Este raciocínio aberrante pressupõe que o ataque foi realizado pela “resistência”, ou seja, pelos unânimes iraquianos patrióticos contra invasores estrangeiros e seu símbolo, a organização internacional que legalizou a Guerra do Golfo e o embargo. Não é assim.

O ataque foi perpetrado por uma das várias seitas e movimentos dispostos a trazer o Apocalipse para impedir que o Iraque pudesse se tornar, em um dia em breve, um país livre e moderno governado por leis democráticas e governos representativos,

uma perspectiva que em toda a justiça aterroriza e enlouquece aos gângsteres assassinos e torturadores do Mukhabarat e aos fedayeen de Saddam Hussein, aos comandos fundamentalistas da Al Qaeda e Ansar al Islam e as brigadas terroristas que os clérigos ultraconservadores do Irã enviam para o Iraque.

Todos eles, – alguns milhares de fanáticos armados, sim, com meios extraordinários de destruição- sabem que se o Iraque se torna uma democracia moderna, seus dias estão contados e assim ter desencadeado esta guerra sem quartel, não contra a ONU ou soldados da coalizão, mas contra o maltratado povo iraquiano. Deixar a terra livre seria condenar este povo a novas décadas de ignomínia e ditadura similares àquelas sofridas sob o Baath.

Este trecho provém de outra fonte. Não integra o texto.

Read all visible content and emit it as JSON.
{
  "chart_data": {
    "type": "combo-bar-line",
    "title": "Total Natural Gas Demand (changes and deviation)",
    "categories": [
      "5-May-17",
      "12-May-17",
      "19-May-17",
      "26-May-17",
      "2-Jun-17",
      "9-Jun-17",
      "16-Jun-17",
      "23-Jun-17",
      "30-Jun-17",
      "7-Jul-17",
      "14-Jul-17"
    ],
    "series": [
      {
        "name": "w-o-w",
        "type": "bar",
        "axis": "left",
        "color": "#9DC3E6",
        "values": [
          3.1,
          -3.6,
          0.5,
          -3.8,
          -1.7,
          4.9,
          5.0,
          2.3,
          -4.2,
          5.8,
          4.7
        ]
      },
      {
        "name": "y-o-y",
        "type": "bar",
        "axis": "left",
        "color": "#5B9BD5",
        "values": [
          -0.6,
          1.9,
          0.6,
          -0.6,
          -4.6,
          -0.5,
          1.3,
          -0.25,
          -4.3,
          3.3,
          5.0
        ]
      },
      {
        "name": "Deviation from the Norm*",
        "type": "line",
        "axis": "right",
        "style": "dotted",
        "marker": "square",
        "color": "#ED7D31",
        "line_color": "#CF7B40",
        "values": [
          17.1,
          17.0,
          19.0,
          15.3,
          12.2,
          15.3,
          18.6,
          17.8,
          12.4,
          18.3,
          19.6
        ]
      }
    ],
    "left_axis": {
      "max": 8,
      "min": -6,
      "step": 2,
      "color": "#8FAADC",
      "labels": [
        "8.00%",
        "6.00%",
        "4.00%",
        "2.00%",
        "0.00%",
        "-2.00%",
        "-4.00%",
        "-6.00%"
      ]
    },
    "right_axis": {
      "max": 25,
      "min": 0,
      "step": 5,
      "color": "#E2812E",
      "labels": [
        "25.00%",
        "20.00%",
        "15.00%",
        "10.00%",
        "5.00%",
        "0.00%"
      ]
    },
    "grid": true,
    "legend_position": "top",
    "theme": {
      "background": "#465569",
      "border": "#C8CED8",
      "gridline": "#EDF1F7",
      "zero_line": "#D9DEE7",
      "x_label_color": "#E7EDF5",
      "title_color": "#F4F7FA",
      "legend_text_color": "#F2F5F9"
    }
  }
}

Na verdade, antes deste crime e daqueles que estão por vir – agora está claro que as organizações humanitárias e de serviço civil se tornaram alvos militares do terror – a resposta da comunidade dos países democráticos deveria ser a de multiplicar a ajuda e apoio a reconstrução e democratização do Iraque. Porque neste país uma batalha está sendo travada nestes dias cujo resultado transcende as fronteiras do Iraque e do Oriente Médio, e abrange o vasto domínio daquela civilização pela qual tem sacrificado suas vidas Sergio Vieira de Mello, o capitão Manuel Martín Oar, Nadia Younes e tantos heróis anônimos.